I was pointed to a study in Tihar Jail of around 900 rape convicts showing that by the time the law catches up with them it is usually their third or fourth time. This can be gauged by seeing the manner of the main accused—he brushed aside the risk with an air of casualness, asked his partners to lie low for a while, on being caught he refused a test identification parade, and in the heat of the crime had planned to keep the clothes of the victims to destroy any DNA evidence. He was known as 'mental' in his neighbourhood. This cannot be his first crime and he should have been behind bars much before, and that tells you that there is a need for effective and intelligent policing.       

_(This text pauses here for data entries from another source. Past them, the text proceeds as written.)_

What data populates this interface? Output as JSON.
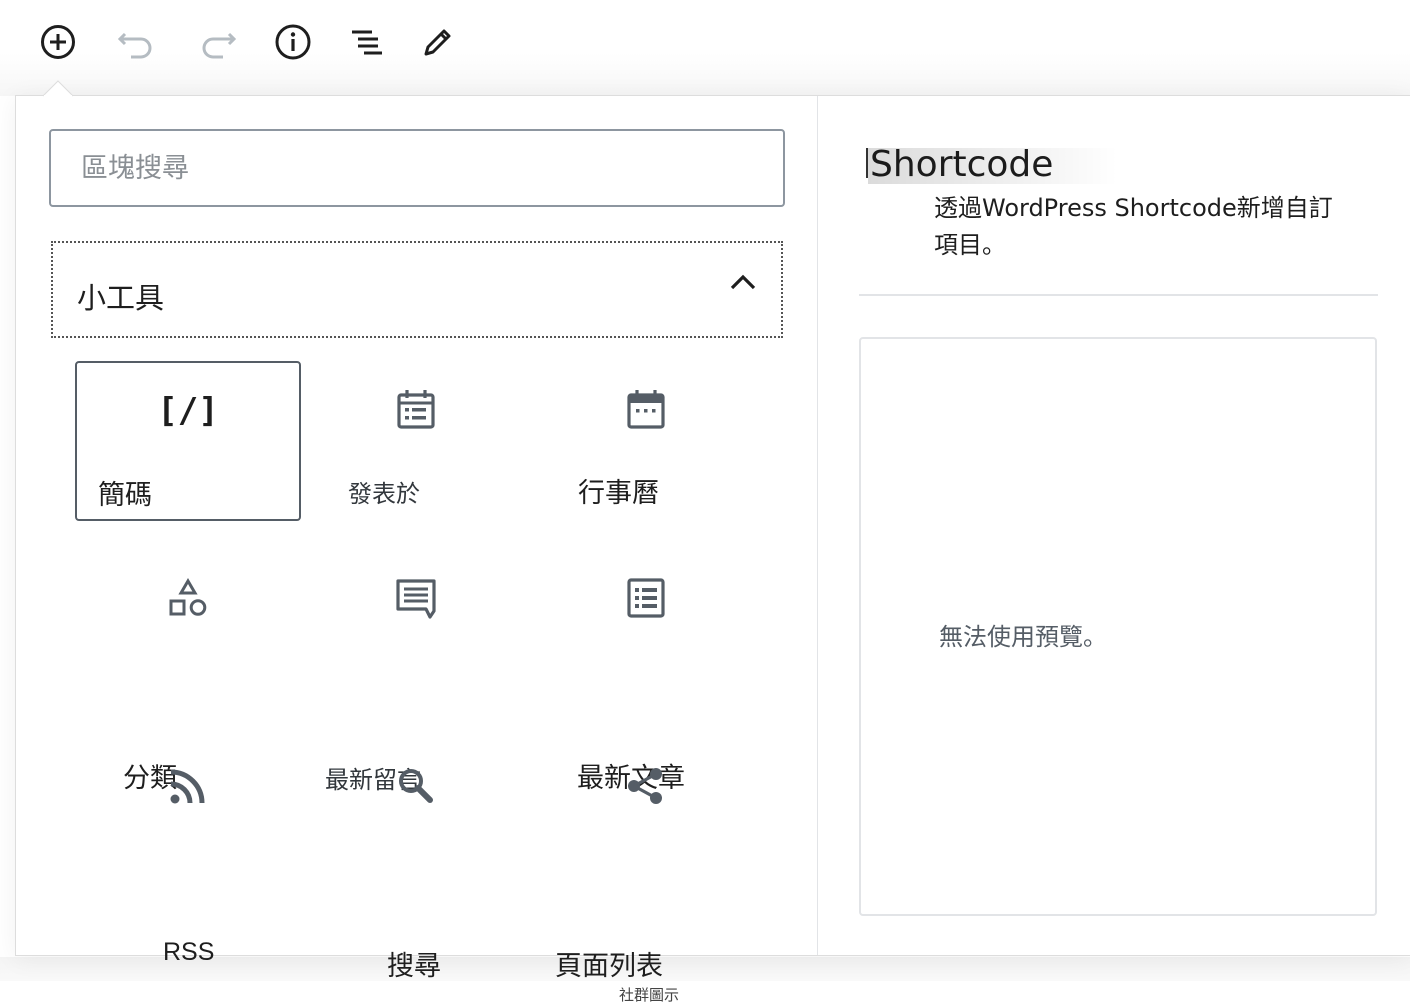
{
  "toolbar": {
    "buttons": [
      {
        "name": "add-block",
        "icon": "plus-circle-icon"
      },
      {
        "name": "undo",
        "icon": "undo-icon"
      },
      {
        "name": "redo",
        "icon": "redo-icon"
      },
      {
        "name": "info",
        "icon": "info-icon"
      },
      {
        "name": "list-view",
        "icon": "list-view-icon"
      },
      {
        "name": "edit",
        "icon": "pencil-icon"
      }
    ]
  },
  "inserter": {
    "search_placeholder": "區塊搜尋",
    "panel_title": "小工具",
    "blocks": [
      {
        "label": "簡碼",
        "icon": "shortcode-icon",
        "icon_text": "[/]"
      },
      {
        "label": "發表於",
        "icon": "archive-calendar-icon"
      },
      {
        "label": "行事曆",
        "icon": "calendar-icon"
      },
      {
        "label": "分類",
        "icon": "categories-icon"
      },
      {
        "label": "最新留言",
        "icon": "comment-icon"
      },
      {
        "label": "最新文章",
        "icon": "post-list-icon"
      },
      {
        "label": "RSS",
        "icon": "rss-icon"
      },
      {
        "label": "搜尋",
        "icon": "search-icon"
      },
      {
        "label": "頁面列表",
        "icon": "share-icon",
        "sub_label": "社群圖示"
      }
    ]
  },
  "preview": {
    "title": "Shortcode",
    "description": "透過WordPress Shortcode新增自訂項目。",
    "empty_message": "無法使用預覽。"
  },
  "colors": {
    "icon": "#555d66",
    "border": "#8d96a0",
    "divider": "#e2e4e7"
  }
}
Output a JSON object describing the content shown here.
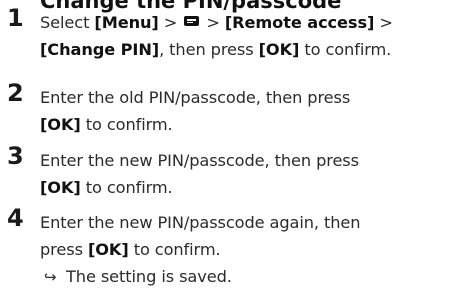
{
  "heading_fragment": "Change the PIN/passcode",
  "steps": [
    {
      "number": "1",
      "pre1": "Select ",
      "menu": "[Menu]",
      "sep1": " > ",
      "icon": "phone-menu-icon",
      "sep2": " > ",
      "remote": "[Remote access]",
      "sep3": " >",
      "change": "[Change PIN]",
      "mid": ", then press ",
      "ok": "[OK]",
      "end": " to confirm."
    },
    {
      "number": "2",
      "line1": "Enter the old PIN/passcode, then press",
      "ok": "[OK]",
      "end": " to confirm."
    },
    {
      "number": "3",
      "line1": "Enter the new PIN/passcode, then press",
      "ok": "[OK]",
      "end": " to confirm."
    },
    {
      "number": "4",
      "line1": "Enter the new PIN/passcode again, then",
      "pre2": "press ",
      "ok": "[OK]",
      "end": " to confirm.",
      "arrow": "↪",
      "result": "The setting is saved."
    }
  ]
}
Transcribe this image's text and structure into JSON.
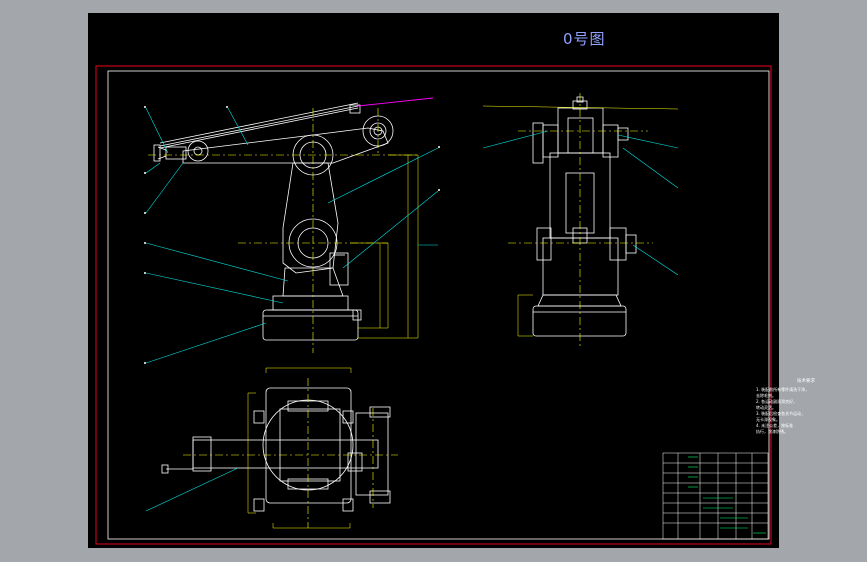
{
  "sheet": {
    "title": "0号图"
  },
  "notes": {
    "title": "技术要求",
    "items": [
      "1. 装配前所有零件清洗干净，",
      "   去除毛刺。",
      "2. 各运动副润滑良好，",
      "   转动灵活。",
      "3. 装配后检查各关节运动，",
      "   无卡滞现象。",
      "4. 未注公差，按标准",
      "   执行，涂漆防锈。"
    ]
  },
  "colors": {
    "background": "#000000",
    "window_chrome": "#a3a7ab",
    "border_outer": "#c0001a",
    "border_inner": "#ffffff",
    "part_lines": "#ffffff",
    "center_lines": "#ffff00",
    "leader_lines": "#00e5e5",
    "dimension_lines": "#ffff00",
    "highlight_line": "#ff00ff",
    "title_block_green": "#00ff66"
  },
  "icons": {
    "balloon": "leader-callout-icon"
  }
}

There is something that makes this girl special. I don't know what it is exactly but I can try. It has nothing to do with the act, the crime, with her being the victim. She symbolizes whatever little is good about us as a society. She has two younger brothers and yet her father sold a piece of land to educate her and not save the money for her dowry. In a country notorious for selling the girl child short, this is as shining an example from the other side of the border as you would ever get.

I feel another thing; the tragic irony of the act also makes her special. This pain was reserved for someone who had such a deep relationship with it. She was a 23-year-old physiotherapist interning with a city hospital. To elevate pain you have to feel it extremely-sensitively even though you are not having it yourself. If you don't have the passion for it, then in my view, it's among the world's most-boring jobs. It takes a physiotherapist months and months of work for minor improvements in a frozen shoulder and for spinal injuries it could take years of sessions. You need loving hands to do it.

I just hope she survives and gets justice because that will help her live. Justice is the only prosthetic for an amputated soul. And justice is not just a court verdict. It means that our culture gives her the space and the silence to heal. It means once she recovers, we die for her. We make no attempts to breach her privacy, no drama to refresh her memory, and it means that our response is human and not political. It means that even from a distance we are able to feel.